A lo más, en el largo período de la historia (casi mil años), la actitud hacia el mundo asume tonos y modalidades diversas, según el momento histórico, en ciertos períodos parece más oportuno alejarse y en otros salir a la luz.
Ciertamente, hasta el siglo XI prevalece una doctrina espiritual que basa la perfección cristiana en un ideal de retiro de la vida terrena. Esta no queda circunscrita a los monjes sino que influye también en los laicos que se dejan fascinar por las tendencias ascéticas de la espiritualidad monástica y se esfuerzan en vivir como los monjes.

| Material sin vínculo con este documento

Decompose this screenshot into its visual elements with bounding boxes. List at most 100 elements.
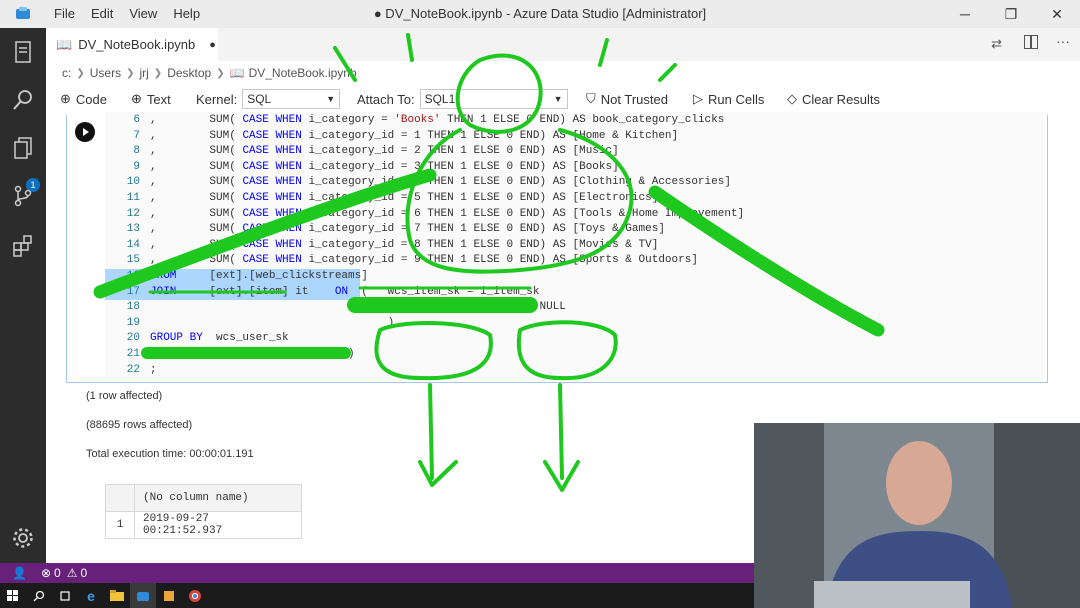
code-line[interactable]: 18 AND wcs_user_sk IS NOT NULL [105,300,566,316]
column-header[interactable]: (No column name) [134,484,302,512]
code-token: CASE WHEN [242,145,302,158]
code-line[interactable]: 6, SUM( CASE WHEN i_category = 'Books' T… [105,113,724,129]
minimize-icon[interactable]: ─ [942,0,988,28]
attach-to-select[interactable]: SQL1 ▼ [419,89,568,109]
code-token: i_category_id = 6 THEN 1 ELSE 0 END) AS … [301,207,745,220]
code-token: wcs_user_sk [202,332,289,345]
output-row-affected: (1 row affected) [86,390,163,402]
code-line[interactable]: 12, SUM( CASE WHEN i_category_id = 6 THE… [105,207,744,223]
unsaved-dot-icon[interactable]: ● [209,39,216,51]
code-token: , [150,145,157,158]
add-code-button[interactable]: ⊕ Code [60,85,107,113]
code-line[interactable]: 22; [105,363,157,379]
task-view-icon[interactable] [52,583,78,608]
code-token: CASE WHEN [242,207,302,220]
restore-icon[interactable]: ❐ [988,0,1034,28]
line-number: 10 [126,176,140,189]
code-token: i_category_id = 5 THEN 1 ELSE 0 END) AS … [301,192,659,204]
output-execution-time: Total execution time: 00:00:01.191 [86,448,254,460]
breadcrumb-jrj[interactable]: jrj [139,66,148,80]
menu-file[interactable]: File [46,0,83,28]
close-icon[interactable]: ✕ [1034,0,1080,28]
code-token: i_category_id = 7 THEN 1 ELSE 0 END) AS … [301,223,665,236]
code-token: i_category_id = 2 THEN 1 ELSE 0 END) AS … [301,145,619,158]
code-line[interactable]: 7, SUM( CASE WHEN i_category_id = 1 THEN… [105,129,678,145]
warnings-count[interactable]: 0 [80,566,87,580]
kernel-select[interactable]: SQL ▼ [242,89,341,109]
code-line[interactable]: 11, SUM( CASE WHEN i_category_id = 5 THE… [105,191,659,207]
chrome-icon[interactable] [182,583,208,608]
azure-data-studio-taskbar-icon[interactable] [130,583,156,608]
breadcrumb-file[interactable]: DV_NoteBook.ipynb [249,66,357,80]
add-text-button[interactable]: ⊕ Text [131,85,171,113]
results-grid[interactable]: (No column name) 1 2019-09-27 00:21:52.93… [105,484,302,539]
code-line[interactable]: 16 FROM [ext].[web_clickstreams] [105,269,368,285]
extensions-icon[interactable] [11,234,35,258]
presenter-webcam [754,423,1080,608]
explorer-icon[interactable] [11,136,35,160]
title-bar: File Edit View Help ● DV_NoteBook.ipynb … [0,0,1080,28]
chevron-down-icon: ▼ [326,94,336,104]
breadcrumb-users[interactable]: Users [90,66,121,80]
line-number: 14 [126,238,140,251]
code-line[interactable]: 21 OPTION (FORCE EXTERNALPUSHDOWN) [105,347,355,363]
account-icon[interactable]: 👤 [12,566,27,580]
breadcrumb-notebook-icon: 📖 [229,66,245,80]
grid-corner [105,484,135,512]
app-taskbar-icon[interactable] [156,583,182,608]
errors-count[interactable]: 0 [54,566,61,580]
code-token: SUM( [156,223,243,236]
code-line[interactable]: 20 GROUP BY wcs_user_sk [105,331,289,347]
compare-changes-icon[interactable]: ⇄ [991,36,1002,52]
activity-bar: 1 [0,28,46,563]
file-explorer-icon[interactable] [104,583,130,608]
clear-results-button[interactable]: ◇ Clear Results [787,85,880,113]
windows-start-icon[interactable] [0,583,26,608]
attach-to-label: Attach To: [357,91,415,107]
code-line[interactable]: 8, SUM( CASE WHEN i_category_id = 2 THEN… [105,144,619,160]
warnings-icon[interactable]: ⚠ [67,566,78,580]
menu-help[interactable]: Help [165,0,208,28]
code-token: SUM( [156,207,243,220]
code-line[interactable]: 9, SUM( CASE WHEN i_category_id = 3 THEN… [105,160,618,176]
code-token: , [150,207,157,220]
code-token: SUM( [156,176,243,189]
line-number: 13 [126,223,140,236]
code-line[interactable]: 17 JOIN [ext].[item] it ON ( wcs_item_sk … [105,284,540,301]
run-cell-button[interactable] [75,122,95,142]
edge-browser-icon[interactable]: e [78,583,104,608]
servers-icon[interactable] [11,40,35,64]
tab-notebook[interactable]: 📖 DV_NoteBook.ipynb ● [46,28,218,61]
menu-edit[interactable]: Edit [83,0,121,28]
code-token: ; [150,363,157,376]
source-control-icon[interactable] [11,184,35,208]
line-number: 6 [133,114,140,126]
line-number: 12 [126,207,140,220]
table-row[interactable]: 1 2019-09-27 00:21:52.937 [105,511,302,539]
gear-icon[interactable] [11,526,35,550]
search-icon[interactable] [26,583,52,608]
run-cells-button[interactable]: ▷ Run Cells [693,85,764,113]
code-token: SUM( [156,129,243,142]
code-line[interactable]: 15, SUM( CASE WHEN i_category_id = 9 THE… [105,253,698,269]
breadcrumb-drive[interactable]: c: [62,66,71,80]
code-line[interactable]: 19 ) [105,316,394,332]
result-cell[interactable]: 2019-09-27 00:21:52.937 [134,511,302,539]
code-line[interactable]: 13, SUM( CASE WHEN i_category_id = 7 THE… [105,222,665,238]
line-number: 7 [133,129,140,142]
code-token: i_category_id = 1 THEN 1 ELSE 0 END) AS … [301,129,679,142]
code-token: , [150,238,157,251]
not-trusted-button[interactable]: ⛉ Not Trusted [586,85,668,113]
code-token: [ext].[web_clickstreams] [176,270,368,282]
more-actions-icon[interactable]: ··· [1056,33,1070,49]
code-token: 'Books' [394,114,441,126]
code-token: AND wcs_user_sk IS NOT NULL [150,301,566,314]
breadcrumb-desktop[interactable]: Desktop [167,66,211,80]
code-token: i_category_id = 9 THEN 1 ELSE 0 END) AS … [301,254,698,267]
code-line[interactable]: 14, SUM( CASE WHEN i_category_id = 8 THE… [105,238,659,254]
search-icon[interactable] [11,88,35,112]
errors-icon[interactable]: ⊗ [41,566,51,580]
code-line[interactable]: 10, SUM( CASE WHEN i_category_id = 4 THE… [105,175,731,191]
split-editor-icon[interactable] [1024,35,1038,49]
menu-view[interactable]: View [121,0,165,28]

LAS ORDENES MENDICANTES: UNA NUEVA ACTITUD
El cambio de un ideal basado en alejarse del mundo a una preocupación de intervenir en el mismo sucede con el siglo XI. El gran desarrollo de la sociedad medieval después del Año Mil contribuye a una maduración de los laicos respecto a su posición en el mundo y el valor de su estado. La nueva predicación religiosa favorece el deseo de los laicos de aspirar a la salvación sin renunciar al propio estado. El ápice de esta evolución se tiene con la experiencia de las Ordenes Mendicantes, sobre todo con los franciscanos, en el siglo XIII. San Francisco manda a sus hermanos a predicar en medio del mundo o sea en la ciudad burguesa y mercantil y no sostiene que quien habita allí para salvarse debe entrar en un monasterio, sino que debe desarrollar su propia profesión de cristiano en este ambiente.

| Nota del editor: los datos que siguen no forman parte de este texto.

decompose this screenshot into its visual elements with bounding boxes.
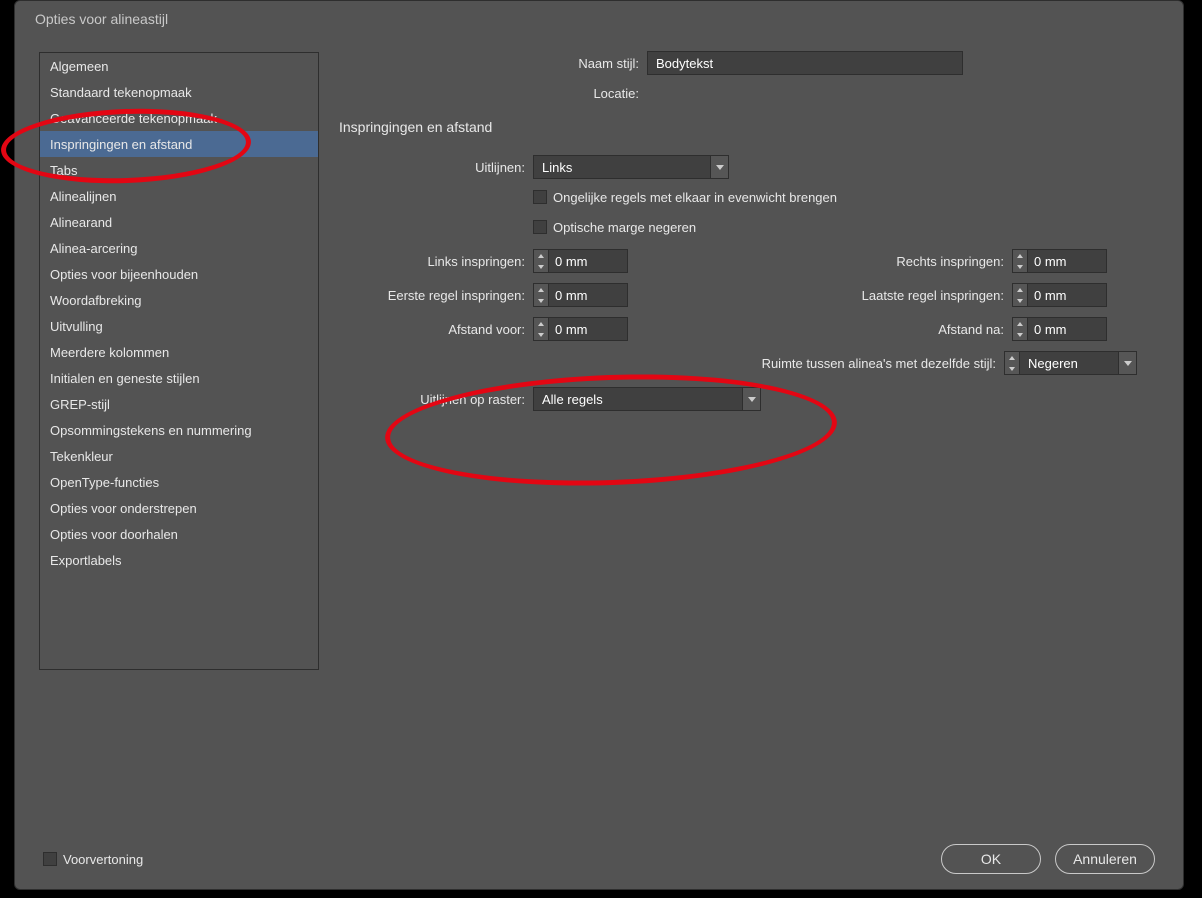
links-inspringen-input[interactable] xyxy=(548,249,628,273)
dialog-footer: Voorvertoning OK Annuleren xyxy=(15,829,1183,889)
links-inspringen-label: Links inspringen: xyxy=(339,254,525,269)
chevron-down-icon xyxy=(1118,352,1136,374)
sidebar-item[interactable]: Woordafbreking xyxy=(40,287,318,313)
ruimte-dropdown[interactable]: Negeren xyxy=(1019,351,1137,375)
dialog-title: Opties voor alineastijl xyxy=(15,1,1183,39)
rechts-inspringen-label: Rechts inspringen: xyxy=(628,254,1004,269)
ongelijke-label: Ongelijke regels met elkaar in evenwicht… xyxy=(553,190,837,205)
sidebar-item[interactable]: Opsommingstekens en nummering xyxy=(40,417,318,443)
chevron-down-icon xyxy=(710,156,728,178)
uitlijnen-dropdown[interactable]: Links xyxy=(533,155,729,179)
ok-button[interactable]: OK xyxy=(941,844,1041,874)
afstand-voor-label: Afstand voor: xyxy=(339,322,525,337)
afstand-na-label: Afstand na: xyxy=(628,322,1004,337)
sidebar-item[interactable]: Geavanceerde tekenopmaak xyxy=(40,105,318,131)
uitlijnen-label: Uitlijnen: xyxy=(339,160,525,175)
paragraph-style-options-dialog: Opties voor alineastijl AlgemeenStandaar… xyxy=(14,0,1184,890)
afstand-na-stepper[interactable] xyxy=(1012,317,1027,341)
sidebar-item[interactable]: Alinea-arcering xyxy=(40,235,318,261)
laatste-regel-stepper[interactable] xyxy=(1012,283,1027,307)
afstand-voor-stepper[interactable] xyxy=(533,317,548,341)
sidebar-item[interactable]: OpenType-functies xyxy=(40,469,318,495)
sidebar-item[interactable]: Tekenkleur xyxy=(40,443,318,469)
naam-stijl-label: Naam stijl: xyxy=(339,56,639,71)
section-title: Inspringingen en afstand xyxy=(339,119,1159,135)
links-inspringen-stepper[interactable] xyxy=(533,249,548,273)
laatste-regel-label: Laatste regel inspringen: xyxy=(628,288,1004,303)
sidebar-item[interactable]: Opties voor doorhalen xyxy=(40,521,318,547)
uitlijnen-value: Links xyxy=(534,160,710,175)
sidebar-item[interactable]: Algemeen xyxy=(40,53,318,79)
laatste-regel-input[interactable] xyxy=(1027,283,1107,307)
sidebar-item[interactable]: Alinealijnen xyxy=(40,183,318,209)
afstand-na-input[interactable] xyxy=(1027,317,1107,341)
eerste-regel-stepper[interactable] xyxy=(533,283,548,307)
main-panel: Naam stijl: Locatie: Inspringingen en af… xyxy=(339,43,1159,417)
voorvertoning-checkbox[interactable] xyxy=(43,852,57,866)
sidebar-item[interactable]: Opties voor onderstrepen xyxy=(40,495,318,521)
eerste-regel-label: Eerste regel inspringen: xyxy=(339,288,525,303)
chevron-down-icon xyxy=(742,388,760,410)
dialog-content: AlgemeenStandaard tekenopmaakGeavanceerd… xyxy=(39,43,1159,829)
sidebar-item[interactable]: Alinearand xyxy=(40,209,318,235)
naam-stijl-input[interactable] xyxy=(647,51,963,75)
raster-value: Alle regels xyxy=(534,392,742,407)
cancel-button[interactable]: Annuleren xyxy=(1055,844,1155,874)
optische-checkbox[interactable] xyxy=(533,220,547,234)
afstand-voor-input[interactable] xyxy=(548,317,628,341)
eerste-regel-input[interactable] xyxy=(548,283,628,307)
sidebar-item[interactable]: Inspringingen en afstand xyxy=(40,131,318,157)
raster-label: Uitlijnen op raster: xyxy=(339,392,525,407)
sidebar-item[interactable]: Opties voor bijeenhouden xyxy=(40,261,318,287)
sidebar-item[interactable]: Meerdere kolommen xyxy=(40,339,318,365)
ruimte-label: Ruimte tussen alinea's met dezelfde stij… xyxy=(339,356,996,371)
sidebar-item[interactable]: Initialen en geneste stijlen xyxy=(40,365,318,391)
rechts-inspringen-input[interactable] xyxy=(1027,249,1107,273)
ruimte-value: Negeren xyxy=(1020,356,1118,371)
sidebar-item[interactable]: Uitvulling xyxy=(40,313,318,339)
rechts-inspringen-stepper[interactable] xyxy=(1012,249,1027,273)
ongelijke-checkbox[interactable] xyxy=(533,190,547,204)
sidebar-item[interactable]: Exportlabels xyxy=(40,547,318,573)
sidebar-item[interactable]: GREP-stijl xyxy=(40,391,318,417)
raster-dropdown[interactable]: Alle regels xyxy=(533,387,761,411)
locatie-label: Locatie: xyxy=(339,86,639,101)
category-sidebar: AlgemeenStandaard tekenopmaakGeavanceerd… xyxy=(39,52,319,670)
sidebar-item[interactable]: Tabs xyxy=(40,157,318,183)
optische-label: Optische marge negeren xyxy=(553,220,696,235)
voorvertoning-label: Voorvertoning xyxy=(63,852,143,867)
sidebar-item[interactable]: Standaard tekenopmaak xyxy=(40,79,318,105)
ruimte-stepper[interactable] xyxy=(1004,351,1019,375)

La actitud de Francisco no es contradictoria con la de Benito. En los orígenes del monacato Occidental, frente a la disgregación del tejido social y político, san Benito comprendió que era necesario «aislarse» para fundar una comunidad familiar basada en nuevos principios y partir de aquí para reconstruir la compañía civil y cultural de Occidente. En tiempos de Francisco, sin embargo, con un desarrollo ciudadano y comercial, un progreso económico, una afirmación de los laicos era necesario actuar en la realidad ciudadana y proponer a todos, cada uno en su estado, la vía de la perfección cristiana. Distintos eran los tiempos, distinto fue pues el modo de realizar el mismo ideal: llevar al hombre al encuentro de Cristo.
1. Giorgio Falco, La Santa Romana Republica. Nápoles, 1973.

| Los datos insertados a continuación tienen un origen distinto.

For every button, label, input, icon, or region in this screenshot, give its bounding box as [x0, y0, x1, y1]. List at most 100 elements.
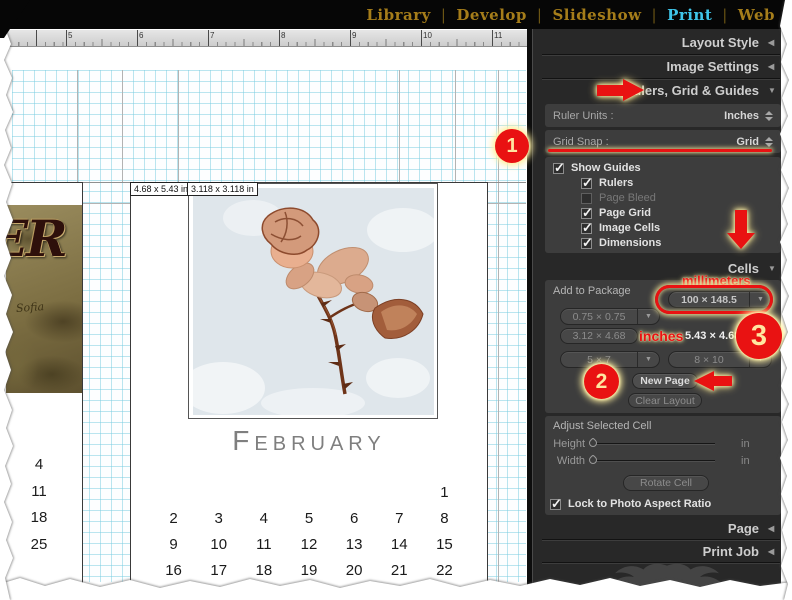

2. Giorgio Falco, La Santa Romana Republica. Nápoles, 1973.
BENITO nace en Norcia hacia 480, en el momento en que el Imperio Romano de Occidente se acercaba a su fin. Continuas incursiones, matanzas y saqueos generaron en la población la angustia del fin inminente. Benito, leyendo los signos de los tiempos, no se propone perseguir ningún proyecto propio de reconstrucción, ni defender a toda costa las instituciones y la cultura romana, sino que trata de fijar una forma de vida útil para todos los hombres, en cualquier tiempo y en cualquier lugar. La preocupación de Benito no fue tanto la de hablar abstractamente de la verdad de Cristo, sino la de mostrar cómo de su misterio nace una vida más verdadera.
La esencia del mensaje de Benito y la originalidad de su institución está en la síntesis entre fe, cultura y trabajo.
«Nada debe ser antepuesto al amor de Cristo», dice la Regla. Benito enseña, por consiguiente, a abrir los ojos y el corazón, a alzar la mirada y escuchar. Es la oración la que constituye el fundamento en torno al cuál giran la convivencia y la vida benedictinas, hace renacer a la persona e inaugura en el corazón del hombre su propio valor: aquél de ser hijo.
Para orar continuamente y con devoción, Benito quiso que los monjes aprendiesen a leer sobre la Biblia. Los monjes comenzaron a aprender una lengua y una cultura comunes. Con el tiempo, los monjes serán capaces incluso de interpretar, copiar y transmitir, convirtiéndose de este modo en los promotores de la nueva cultura europea.
Todo tipo de trabajo, desde el más oculto y humilde al más importante, participa de la nueva creación comenzada en Cristo. El trabajo deberá, por este motivo, ser desarrollado con alegría: « Ve, trabaja y estate contento».